Periodic Reporting for period 2 - LUNAR (Lifelong UNiversal lAnguage Representation)
Período documentado: 2022-02-01 hasta 2023-11-30
[Relevance in society] Although the world is multimodal and highly multilingual, speech and language technology are not keeping up with the demand in all languages. We need better learning methods that exploit the advancements of a few modalities and languages for the benefit of others.
[Objectives] This proposal addresses the low-resources problem and the expensive approach to multilingual machine translation since systems for all translation pairs are required. LUNAR proposes to jointly learn a multilingual and multimodal model that builds upon a lifelong universal language representation. This model will compensate the lack of supervised data and significantly increase the system capacity of generalization from training data given the unconventional variety of employed resources. This model will reduce the number of required translation systems from quadratic to linear as well as allowing for an incremental adaptation of new languages and data.
[Methodology] The high-risk/high-gain relies on automatically training a universal language by specifically designed deep learning algorithms. LUNAR will employ an encoder-decoder architecture. The encoder represents an abstraction of an input by reducing its dimensionality, which will become the proposed universal language; from this abstraction, the decoder generates the output. The encoder-decoder internal architecture will be explicitly designed for learning the universal language, which will be appropriately integrated as an objective of the architecture.
[General impact] LUNAR will impact highly multidisciplinary communities of specialists in computer science, mathematics, engineering and linguistics who work on natural language understanding, natural language and speech processing applications.
State-of-the-art multilingual machine translation relies on a universal encoder-decoder. This architecture allows knowledge transfer but it forces a dependency between languages. This dependency requires retraining the entire system to add new languages.
In (Escolano, Costa-jussà et al., 2021a), we propose an alternative approach that is based on language-specific encoder-decoders, and can thus be more easily extended to new languages by learning their corresponding modules. So as to encourage a common interlingua representation, we simultaneously train the N initial languages in joint training. Our experiments show that the proposed approach outperforms the universal encoder-decoder by a significant amount, while allowing to add new languages without the need to retrain the rest of the modules by incremental training. All in all, our work closes the gap between shared and language-specific encoder/decoders, advancing toward modular multilingual machine translation systems that can be flexibly extended in lifelong learning settings.
While multilingual machine translation approaches rely on higher-quality and more massive data sets, current end-to-end approaches to spoken language translation rely on limited training resources, especially for multilingual settings.
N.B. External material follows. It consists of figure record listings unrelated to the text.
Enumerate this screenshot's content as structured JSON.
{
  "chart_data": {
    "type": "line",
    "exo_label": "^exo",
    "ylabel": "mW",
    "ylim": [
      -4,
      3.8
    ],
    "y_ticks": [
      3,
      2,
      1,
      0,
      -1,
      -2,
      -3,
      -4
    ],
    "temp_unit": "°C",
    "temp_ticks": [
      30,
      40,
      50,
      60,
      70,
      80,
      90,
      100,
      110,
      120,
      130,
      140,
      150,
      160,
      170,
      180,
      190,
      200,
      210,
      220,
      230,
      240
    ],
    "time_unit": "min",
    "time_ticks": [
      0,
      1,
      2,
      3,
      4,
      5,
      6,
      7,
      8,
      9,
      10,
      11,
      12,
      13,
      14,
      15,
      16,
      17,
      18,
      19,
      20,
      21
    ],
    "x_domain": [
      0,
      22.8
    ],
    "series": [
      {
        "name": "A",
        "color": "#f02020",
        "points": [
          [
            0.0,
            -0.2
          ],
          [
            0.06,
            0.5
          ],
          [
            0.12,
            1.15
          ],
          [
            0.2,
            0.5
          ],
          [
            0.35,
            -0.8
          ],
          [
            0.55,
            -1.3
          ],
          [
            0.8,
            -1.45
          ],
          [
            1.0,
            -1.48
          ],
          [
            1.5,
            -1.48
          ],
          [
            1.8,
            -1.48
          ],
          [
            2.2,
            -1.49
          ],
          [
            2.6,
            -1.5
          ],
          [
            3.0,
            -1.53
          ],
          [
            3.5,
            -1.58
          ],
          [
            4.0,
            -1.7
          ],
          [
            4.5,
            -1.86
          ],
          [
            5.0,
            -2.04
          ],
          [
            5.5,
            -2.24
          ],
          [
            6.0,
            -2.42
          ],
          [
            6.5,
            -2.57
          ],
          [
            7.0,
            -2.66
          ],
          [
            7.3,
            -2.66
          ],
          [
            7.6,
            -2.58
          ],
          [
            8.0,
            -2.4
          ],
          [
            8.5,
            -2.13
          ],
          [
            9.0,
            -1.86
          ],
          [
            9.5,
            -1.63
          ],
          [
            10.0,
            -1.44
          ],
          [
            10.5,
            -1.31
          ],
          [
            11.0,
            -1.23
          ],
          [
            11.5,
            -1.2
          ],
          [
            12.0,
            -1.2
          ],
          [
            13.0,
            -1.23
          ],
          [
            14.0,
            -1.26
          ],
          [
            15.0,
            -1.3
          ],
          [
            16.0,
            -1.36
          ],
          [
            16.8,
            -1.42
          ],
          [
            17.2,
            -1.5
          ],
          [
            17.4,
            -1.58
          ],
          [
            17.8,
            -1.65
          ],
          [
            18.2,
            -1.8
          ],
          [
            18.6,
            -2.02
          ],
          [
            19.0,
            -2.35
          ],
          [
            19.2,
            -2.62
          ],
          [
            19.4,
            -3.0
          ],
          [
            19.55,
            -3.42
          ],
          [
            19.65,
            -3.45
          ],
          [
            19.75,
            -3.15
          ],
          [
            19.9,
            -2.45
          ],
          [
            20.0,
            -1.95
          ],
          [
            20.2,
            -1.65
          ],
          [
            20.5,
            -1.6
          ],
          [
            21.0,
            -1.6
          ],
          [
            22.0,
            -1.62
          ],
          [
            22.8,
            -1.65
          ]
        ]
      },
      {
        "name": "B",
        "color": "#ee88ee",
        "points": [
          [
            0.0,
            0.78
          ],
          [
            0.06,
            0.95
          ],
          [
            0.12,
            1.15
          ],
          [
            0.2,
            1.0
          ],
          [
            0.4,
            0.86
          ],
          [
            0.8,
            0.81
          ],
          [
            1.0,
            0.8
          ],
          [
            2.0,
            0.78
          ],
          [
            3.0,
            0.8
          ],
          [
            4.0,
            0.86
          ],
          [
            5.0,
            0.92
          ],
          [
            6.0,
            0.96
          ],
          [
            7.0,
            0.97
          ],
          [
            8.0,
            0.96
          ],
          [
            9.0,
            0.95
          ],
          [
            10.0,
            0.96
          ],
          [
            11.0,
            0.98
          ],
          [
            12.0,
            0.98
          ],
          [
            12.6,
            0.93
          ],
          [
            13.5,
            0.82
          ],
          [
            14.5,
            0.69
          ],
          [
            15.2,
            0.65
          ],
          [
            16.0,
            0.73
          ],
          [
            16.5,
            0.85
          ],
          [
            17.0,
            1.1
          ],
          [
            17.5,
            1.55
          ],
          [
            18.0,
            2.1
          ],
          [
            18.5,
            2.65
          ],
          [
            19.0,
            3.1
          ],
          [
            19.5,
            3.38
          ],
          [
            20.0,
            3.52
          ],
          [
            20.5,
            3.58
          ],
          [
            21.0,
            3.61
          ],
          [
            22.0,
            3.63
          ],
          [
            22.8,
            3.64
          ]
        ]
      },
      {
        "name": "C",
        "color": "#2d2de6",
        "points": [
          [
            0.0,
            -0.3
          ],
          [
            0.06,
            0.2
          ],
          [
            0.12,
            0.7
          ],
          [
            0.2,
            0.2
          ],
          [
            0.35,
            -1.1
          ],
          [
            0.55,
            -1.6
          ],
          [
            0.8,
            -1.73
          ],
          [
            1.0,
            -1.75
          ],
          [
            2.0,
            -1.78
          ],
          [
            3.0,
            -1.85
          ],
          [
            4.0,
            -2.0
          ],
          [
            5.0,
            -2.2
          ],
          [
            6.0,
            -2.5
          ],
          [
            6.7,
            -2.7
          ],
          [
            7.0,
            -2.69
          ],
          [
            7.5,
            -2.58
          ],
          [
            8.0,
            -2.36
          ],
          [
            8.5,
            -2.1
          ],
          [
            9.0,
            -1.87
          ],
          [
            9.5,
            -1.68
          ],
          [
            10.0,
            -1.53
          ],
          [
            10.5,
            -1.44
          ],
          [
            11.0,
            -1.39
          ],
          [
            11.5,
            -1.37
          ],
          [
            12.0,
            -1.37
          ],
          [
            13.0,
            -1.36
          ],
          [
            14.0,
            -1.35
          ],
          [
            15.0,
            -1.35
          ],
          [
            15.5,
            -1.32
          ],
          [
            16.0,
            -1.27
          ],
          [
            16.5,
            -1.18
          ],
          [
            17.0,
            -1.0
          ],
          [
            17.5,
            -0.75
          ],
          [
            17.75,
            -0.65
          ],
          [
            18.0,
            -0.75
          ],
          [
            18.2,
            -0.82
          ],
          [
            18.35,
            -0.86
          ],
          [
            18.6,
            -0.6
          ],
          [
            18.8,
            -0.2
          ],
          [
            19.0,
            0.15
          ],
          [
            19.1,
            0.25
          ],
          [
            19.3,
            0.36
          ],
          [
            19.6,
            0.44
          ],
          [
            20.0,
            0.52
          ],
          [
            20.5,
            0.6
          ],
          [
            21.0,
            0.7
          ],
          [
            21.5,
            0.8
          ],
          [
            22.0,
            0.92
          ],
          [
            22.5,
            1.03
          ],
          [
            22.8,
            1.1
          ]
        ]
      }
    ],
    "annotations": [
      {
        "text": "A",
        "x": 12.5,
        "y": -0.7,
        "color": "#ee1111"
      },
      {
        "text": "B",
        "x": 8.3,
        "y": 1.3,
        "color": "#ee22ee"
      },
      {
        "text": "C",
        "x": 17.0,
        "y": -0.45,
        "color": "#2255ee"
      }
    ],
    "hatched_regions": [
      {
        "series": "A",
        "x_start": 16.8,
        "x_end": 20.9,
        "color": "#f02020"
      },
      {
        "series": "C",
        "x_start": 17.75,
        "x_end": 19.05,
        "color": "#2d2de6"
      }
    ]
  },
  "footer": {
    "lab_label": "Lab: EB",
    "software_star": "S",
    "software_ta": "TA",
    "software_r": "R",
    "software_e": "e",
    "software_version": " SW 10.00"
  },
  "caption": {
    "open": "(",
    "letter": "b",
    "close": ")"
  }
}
At this point, our method, presented in (Escolano, Costa-jussà et al, 2021b), extends our multilingual machine translation architecture based on language-specific encoders-decoders to the task of multilingual spoken language translation. Our method entirely eliminates the dependency from multilingual spoken language translation data and it is able to translate while training only on automatic speech recognition and multilingual machine translation data. Our experiments on four different languages show that coupling the speech encoder to the multilingual machine translation architecture produces similar quality translations compared to a bilingual baseline while effectively allowing for zero-shot multilingual spoken language translation. Additionally, we propose using an Adapter module for coupling the speech inputs. This Adapter module produces consistent improvements.
By-product contributions of the main research direction include a survey of the continual lifelong learning natural language processing (Biesialska et al., 2020) and participation in evaluation campaigns of machine translation (Escolano et al., 2021) and speech translation (Gállego et al., 2021) as well as organization of such (Barrault et al., 2021). More than this, progress has been made in the area of interpretability (Ferrando & Costa-jussà, 2021) and integration of linguistic knowledge in the neural systems (Armengol & Costa-jussà, 2021, Armengol, Costa-jussà et al, 2021). Finally, we have done progress in the direction of mitigating gender bias in machine translation (Costa-jussà and de Jorge, 2020) and documentation of such (Hardmeier et al., 2021). In this direction, we show that multilingual machine translation architectures that differ in the amount of sharing modules and parameters among languages influence the amount of gender bias accuracy even if trained with the same data sets (Costa-jussà et al, 2020). Experiments in four language pairs show that our proposed language-specific encoders-decoders exhibit less bias than the universal encoder-decoder architecture. Further interpretability analysis of source embeddings and the attention shows that, in the language-specific case, the embeddings encode more gender information, and its attention is more diverted. Both behaviors help in mitigating gender bias.
The overview of exploitation and dissemination.
The project exploitation culminates on our US Patent Proposal, Multilingual Translator (Costa-jussà et al., 2021). Dissemination has been done across a wide variety of media and institutions. Among which we include the Asociación española para el avance de la ciencia, Ajuntament de Barcelona, Generalitat de Catalunya, Fundació “la Caixa”, International Interpreting Services, Praire, CSIC, UPC, Govern Obert.